We have moved from 2.1.6 to the pre-release 2.1.7 deb: http://people.apache.org/~jake/cassandra_2.1.7_all.deb

So far things are looking good:

  • metrics are working
  • no issues were found during stress testing in staging, and it's looking good so far in prod

Sadly, the metrics all died over the weekend. Restarting the instances brings them back, but clearly their half-life is drastically reduced to 2.1.3.

Otherwise 2.1.7 is looking promising. A bootstrap attempt managed to finish the stream from the first node, but then failed on the second node. The retry was thwarted by what looks like SSD failures (again).

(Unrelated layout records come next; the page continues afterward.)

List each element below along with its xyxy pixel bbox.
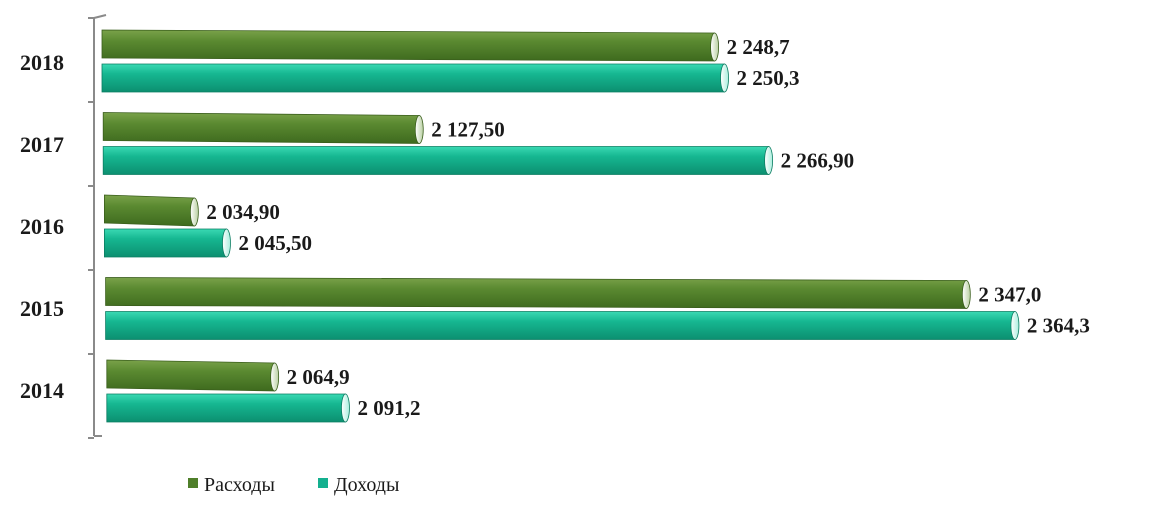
bar-cap-rashody-2014 xyxy=(270,362,280,392)
bar-cap-rashody-2016 xyxy=(189,197,199,227)
category-label-2015: 2015 xyxy=(20,296,64,321)
value-label-dohody-2016: 2 045,50 xyxy=(238,231,312,255)
value-label-dohody-2014: 2 091,2 xyxy=(357,396,420,420)
bar-cap-dohody-2017 xyxy=(764,146,774,175)
bar-dohody-2014 xyxy=(106,393,346,423)
category-labels: 2018 2017 2016 2015 2014 xyxy=(20,50,64,403)
legend: Расходы Доходы xyxy=(188,474,399,496)
bar-cap-dohody-2014 xyxy=(341,393,350,423)
bar-dohody-2017 xyxy=(102,146,770,175)
bars xyxy=(101,29,1020,423)
category-label-2016: 2016 xyxy=(20,214,64,239)
legend-label-rashody: Расходы xyxy=(204,474,275,496)
value-label-dohody-2018: 2 250,3 xyxy=(737,66,800,90)
value-label-rashody-2017: 2 127,50 xyxy=(431,118,505,142)
bar-cap-rashody-2018 xyxy=(710,32,719,62)
bar-dohody-2016 xyxy=(104,228,227,258)
bar-cap-dohody-2018 xyxy=(720,63,729,93)
bar-rashody-2014 xyxy=(106,359,276,392)
y-axis-cap-top xyxy=(93,14,107,19)
bar-cap-dohody-2016 xyxy=(222,228,231,258)
value-label-dohody-2017: 2 266,90 xyxy=(781,149,855,173)
category-label-2018: 2018 xyxy=(20,50,64,75)
bar-cap-dohody-2015 xyxy=(1010,311,1020,340)
value-label-dohody-2015: 2 364,3 xyxy=(1027,314,1090,338)
category-label-2014: 2014 xyxy=(20,378,64,403)
value-label-rashody-2018: 2 248,7 xyxy=(727,35,790,59)
value-label-rashody-2015: 2 347,0 xyxy=(978,283,1041,307)
category-label-2017: 2017 xyxy=(20,132,64,157)
bar-cap-rashody-2015 xyxy=(961,280,971,309)
bar-rashody-2016 xyxy=(104,194,195,227)
value-labels: 2 248,7 2 250,3 2 127,50 2 266,90 2 034,90 2 … xyxy=(206,35,1090,420)
bar-rashody-2015 xyxy=(105,277,967,309)
bar-dohody-2018 xyxy=(101,63,725,93)
y-axis xyxy=(88,14,107,439)
value-label-rashody-2016: 2 034,90 xyxy=(206,200,279,224)
bar-rashody-2018 xyxy=(101,29,715,62)
legend-swatch-rashody xyxy=(188,478,198,488)
bar-cap-rashody-2017 xyxy=(414,115,424,144)
bar-dohody-2015 xyxy=(105,311,1016,340)
value-label-rashody-2014: 2 064,9 xyxy=(287,365,350,389)
legend-label-dohody: Доходы xyxy=(334,474,399,496)
bar-rashody-2017 xyxy=(102,112,420,144)
legend-swatch-dohody xyxy=(318,478,328,488)
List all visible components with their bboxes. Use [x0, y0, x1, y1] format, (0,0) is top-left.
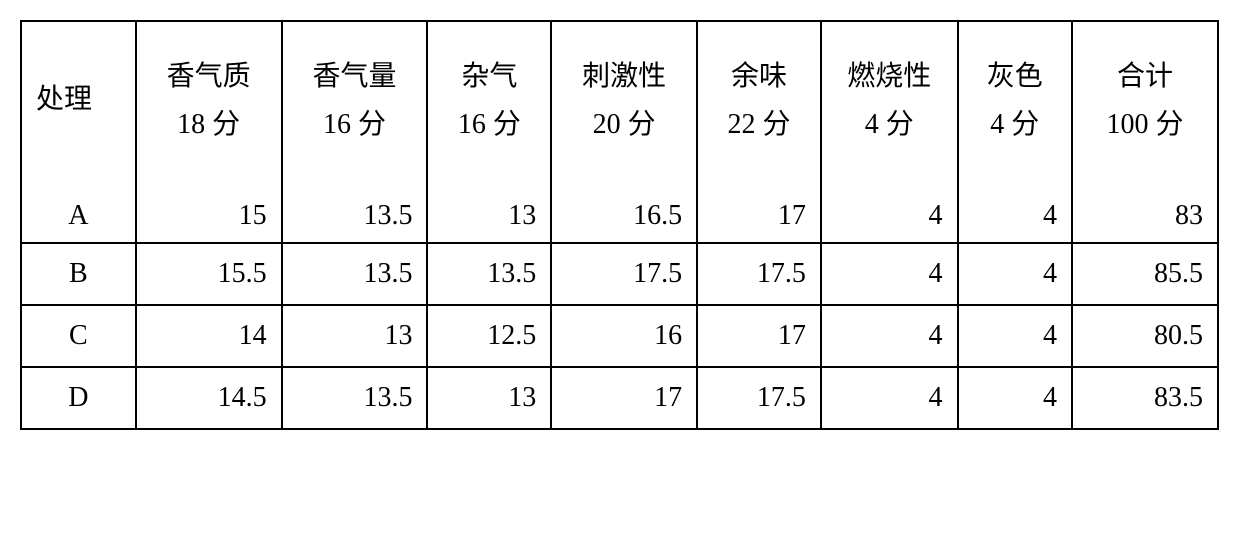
cell-value: 13: [508, 200, 536, 232]
cell-value: 13.5: [282, 367, 428, 429]
cell-value: 14.5: [136, 367, 282, 429]
scoring-table: 处理 A 香气质 18 分 15 香气量 16 分 13.5 杂气 16 分 1…: [20, 20, 1219, 430]
table-row: D 14.5 13.5 13 17 17.5 4 4 83.5: [21, 367, 1218, 429]
cell-value: 4: [958, 367, 1073, 429]
cell-value: 4: [1043, 200, 1057, 232]
header-row: 处理 A 香气质 18 分 15 香气量 16 分 13.5 杂气 16 分 1…: [21, 21, 1218, 243]
row-label: D: [21, 367, 136, 429]
row-label: C: [21, 305, 136, 367]
header-cell: 香气量 16 分 13.5: [282, 21, 428, 243]
header-cell: 香气质 18 分 15: [136, 21, 282, 243]
cell-value: 17: [697, 305, 821, 367]
cell-value: 4: [821, 243, 958, 305]
header-title: 燃烧性: [822, 54, 957, 94]
header-score: 4 分: [959, 102, 1072, 142]
header-score: 20 分: [552, 102, 696, 142]
header-title: 刺激性: [552, 54, 696, 94]
table-row: B 15.5 13.5 13.5 17.5 17.5 4 4 85.5: [21, 243, 1218, 305]
cell-value: 12.5: [427, 305, 551, 367]
cell-value: 17.5: [697, 243, 821, 305]
cell-value: 83: [1175, 200, 1203, 232]
header-score: 22 分: [698, 102, 820, 142]
header-cell: 燃烧性 4 分 4: [821, 21, 958, 243]
header-title: 杂气: [428, 54, 550, 94]
cell-value: 85.5: [1072, 243, 1218, 305]
table-row: C 14 13 12.5 16 17 4 4 80.5: [21, 305, 1218, 367]
header-title: 香气量: [283, 54, 427, 94]
cell-value: 14: [136, 305, 282, 367]
cell-value: 13.5: [363, 200, 412, 232]
header-title: 灰色: [959, 54, 1072, 94]
cell-value: 13: [427, 367, 551, 429]
row-label: B: [21, 243, 136, 305]
header-cell: 杂气 16 分 13: [427, 21, 551, 243]
cell-value: 13.5: [282, 243, 428, 305]
row-label: A: [22, 200, 135, 232]
cell-value: 17: [551, 367, 697, 429]
cell-value: 4: [821, 367, 958, 429]
cell-value: 16: [551, 305, 697, 367]
header-cell: 合计 100 分 83: [1072, 21, 1218, 243]
cell-value: 4: [958, 243, 1073, 305]
cell-value: 13.5: [427, 243, 551, 305]
header-title: 余味: [698, 54, 820, 94]
cell-value: 4: [958, 305, 1073, 367]
cell-value: 83.5: [1072, 367, 1218, 429]
header-cell: 刺激性 20 分 16.5: [551, 21, 697, 243]
cell-value: 17: [778, 200, 806, 232]
header-cell-treatment: 处理 A: [21, 21, 136, 243]
header-cell: 灰色 4 分 4: [958, 21, 1073, 243]
header-score: 18 分: [137, 102, 281, 142]
header-score: 100 分: [1073, 102, 1217, 142]
cell-value: 15: [239, 200, 267, 232]
cell-value: 15.5: [136, 243, 282, 305]
cell-value: 4: [929, 200, 943, 232]
cell-value: 80.5: [1072, 305, 1218, 367]
cell-value: 4: [821, 305, 958, 367]
cell-value: 13: [282, 305, 428, 367]
header-title: 合计: [1073, 54, 1217, 94]
cell-value: 17.5: [697, 367, 821, 429]
header-score: 16 分: [428, 102, 550, 142]
header-label: 处理: [36, 77, 92, 117]
header-score: 4 分: [822, 102, 957, 142]
cell-value: 16.5: [633, 200, 682, 232]
header-score: 16 分: [283, 102, 427, 142]
header-title: 香气质: [137, 54, 281, 94]
header-cell: 余味 22 分 17: [697, 21, 821, 243]
cell-value: 17.5: [551, 243, 697, 305]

since we're running 2.1.7 in production I've imported it into apt.wikimedia.org

fgiunchedi renamed this task from begin testing Cassandra 2.1.6 to test Cassandra 2.1.7.Jun 30 2015, 5:38 PM
GWicke claimed this task.

We have been running 2.1.7 in production for a while now. It's been mostly working fine, but also didn't resolve bootstrap issues we are seeing with large (>3T data) instances. We have seen a higher probability for metrics reporting to stop with large storage load than in 2.1.3, but a somwhat lower probability than in 2.1.6.